Marina regarda son mari.
« Tolya, je ne sais pas si on peut arranger tout ça. Tu m’as trop de fois déçue. Mais si tu veux vraiment recommencer, alors on le fait honnêtement. Plus d’ordres de ta mère. Plus de silence de ta part. »
Il acquiesça.
Puis il tendit la main sur la table et la posa sur celle de sa femme.
« Je vais essayer. Vraiment. Pardonne-moi. »
Marina ne retira pas sa main.
Mais elle ne s’attendrit pas non plus.
Il s’était passé trop de choses pour que tout puisse être réparé par un simple « Je suis désolé. »
« On verra », dit-elle.
Ce soir-là, pour la première fois depuis longtemps, ils dînèrent seuls ensemble.
Marina prépara du sarrasin aux champignons—comme elle l’aimait, pas comme sa belle-mère considérait que c’était « correct ».
Tolik fit la vaisselle.
En silence, mais sans ressentiment.
Il les lava tout simplement.
Tamara Nikolaevna appela vraiment une semaine plus tard.
Pas pour s’excuser.
Pour prendre de leurs nouvelles.
« Eh bien ? Tu n’as toujours pas retrouvé la raison ? Tolik, comment vas-tu ? Elle ne te laisse pas mourir de faim, là-bas ? »
Marina écouta pendant que son mari répondait calmement mais fermement au téléphone :
« Maman, tout va bien. Viens déjeuner dimanche. Nous serons ravis de te voir. Mais tu n’as pas besoin d’emménager avec nous. On a déjà décidé. »

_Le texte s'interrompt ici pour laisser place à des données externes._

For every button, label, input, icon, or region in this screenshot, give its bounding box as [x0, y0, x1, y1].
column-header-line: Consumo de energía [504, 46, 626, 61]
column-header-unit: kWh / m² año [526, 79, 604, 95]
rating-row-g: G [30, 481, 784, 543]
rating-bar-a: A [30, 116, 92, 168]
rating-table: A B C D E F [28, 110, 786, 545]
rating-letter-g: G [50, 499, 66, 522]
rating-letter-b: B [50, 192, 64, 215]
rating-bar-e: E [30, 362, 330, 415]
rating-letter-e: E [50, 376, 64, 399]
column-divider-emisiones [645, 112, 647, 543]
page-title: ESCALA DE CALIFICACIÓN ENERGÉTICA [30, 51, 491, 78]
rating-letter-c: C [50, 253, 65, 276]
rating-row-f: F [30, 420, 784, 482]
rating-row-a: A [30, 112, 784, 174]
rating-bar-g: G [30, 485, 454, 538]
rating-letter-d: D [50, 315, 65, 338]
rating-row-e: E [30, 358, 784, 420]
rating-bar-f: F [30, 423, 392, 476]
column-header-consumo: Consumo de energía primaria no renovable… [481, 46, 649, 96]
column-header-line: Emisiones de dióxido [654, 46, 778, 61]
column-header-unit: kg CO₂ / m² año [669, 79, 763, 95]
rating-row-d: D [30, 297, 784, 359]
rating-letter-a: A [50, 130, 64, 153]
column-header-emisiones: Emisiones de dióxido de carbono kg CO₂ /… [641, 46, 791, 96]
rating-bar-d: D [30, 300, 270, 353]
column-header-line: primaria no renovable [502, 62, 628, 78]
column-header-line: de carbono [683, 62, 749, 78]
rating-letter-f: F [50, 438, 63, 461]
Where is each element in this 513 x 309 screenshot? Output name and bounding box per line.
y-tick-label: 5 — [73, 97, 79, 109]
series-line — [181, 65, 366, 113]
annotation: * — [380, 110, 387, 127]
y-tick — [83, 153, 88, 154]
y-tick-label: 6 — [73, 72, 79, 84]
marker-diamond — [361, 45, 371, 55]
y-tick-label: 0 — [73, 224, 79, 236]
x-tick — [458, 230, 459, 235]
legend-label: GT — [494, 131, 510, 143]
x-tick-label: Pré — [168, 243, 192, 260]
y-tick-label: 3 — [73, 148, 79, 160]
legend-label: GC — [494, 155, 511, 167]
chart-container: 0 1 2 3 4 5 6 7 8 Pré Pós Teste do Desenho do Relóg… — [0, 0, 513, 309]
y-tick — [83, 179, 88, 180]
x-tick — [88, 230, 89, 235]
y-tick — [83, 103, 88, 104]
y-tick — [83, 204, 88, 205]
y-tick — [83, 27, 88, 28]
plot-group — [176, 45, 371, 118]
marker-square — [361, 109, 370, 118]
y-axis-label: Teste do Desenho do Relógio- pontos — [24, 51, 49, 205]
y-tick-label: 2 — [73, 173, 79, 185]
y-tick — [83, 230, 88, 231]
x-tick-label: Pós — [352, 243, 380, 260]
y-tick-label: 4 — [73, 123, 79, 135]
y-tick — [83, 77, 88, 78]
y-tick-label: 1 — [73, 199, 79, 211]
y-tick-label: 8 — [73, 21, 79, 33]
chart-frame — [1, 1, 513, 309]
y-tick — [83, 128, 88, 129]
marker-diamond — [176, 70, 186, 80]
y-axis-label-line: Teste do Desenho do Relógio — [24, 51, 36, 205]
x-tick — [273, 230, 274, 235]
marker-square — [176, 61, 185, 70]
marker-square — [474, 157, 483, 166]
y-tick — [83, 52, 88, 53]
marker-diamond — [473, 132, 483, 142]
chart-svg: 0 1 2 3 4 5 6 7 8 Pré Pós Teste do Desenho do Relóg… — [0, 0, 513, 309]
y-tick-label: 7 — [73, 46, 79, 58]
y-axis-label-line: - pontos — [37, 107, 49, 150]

Pour la première fois, il avait dit non à sa mère.
Et le ciel ne s’est pas effondré.
Plusieurs mois passèrent.
Finalement, sa belle-mère accepta la situation—pas immédiatement et non sans résistance, mais elle l’accepta.
Elle venait le dimanche, apportait des tartes, se plaignait des plates-bandes de sa maison de campagne, mais elle ne franchissait plus les limites de Marina.
Peut-être avait-elle finalement compris que sa belle-fille n’était pas un paillasson.
Ou peut-être avait-elle tout simplement vu que son fils avait changé.
Et Tolik changeait vraiment.
Lentement.
Maladroitement.
Mais il changeait.
Il apprenait à dire : « Voilà ce que je pense », au lieu de « Maman dit… »
Il apprenait à être un mari au lieu de rester un fils en ayant une femme.
Un soir, en rangeant la penderie, Marina trouva la photo de ses parents que sa belle-mère avait cachée.
Elle la sortit, essuya la poussière et la raccrocha à sa place habituelle sur le mur de la chambre.
Tolik s’approcha derrière elle et l’enlaça.
« Tes parents étaient beaux. »
« Oui », sourit Marina. « Ma mère disait toujours : ‘Chérie, la maison est l’endroit où l’on te respecte. Ne laisse pas entrer chez toi des gens qui ne le comprennent pas.’ »
« C’était une femme sage. »
« Beaucoup. »
Marina regarda la photo et pensa à quel point elle avait failli se perdre.
Pendant trois ans, petit à petit, elle avait cédé ce qui lui appartenait.
Sa paix.
Sa voix.
Son droit d’être maîtresse chez elle.
Et puis une décision avait tout changé.
Il s’avéra que parfois il suffisait de refuser d’être commode, une seule fois.
Dire « non » une seule fois.
Se rappeler une seule fois que la maison est là où tu es respectée.
Et que les personnes que tu laisses entrer devraient être celles que tu choisis toi-même.
Dehors, la pluie tombait encore.
Mais maintenant, elle semblait chaude.
Familiar.
À elle.
Et à l’intérieur de l’appartement—son appartement—il y avait enfin la paix.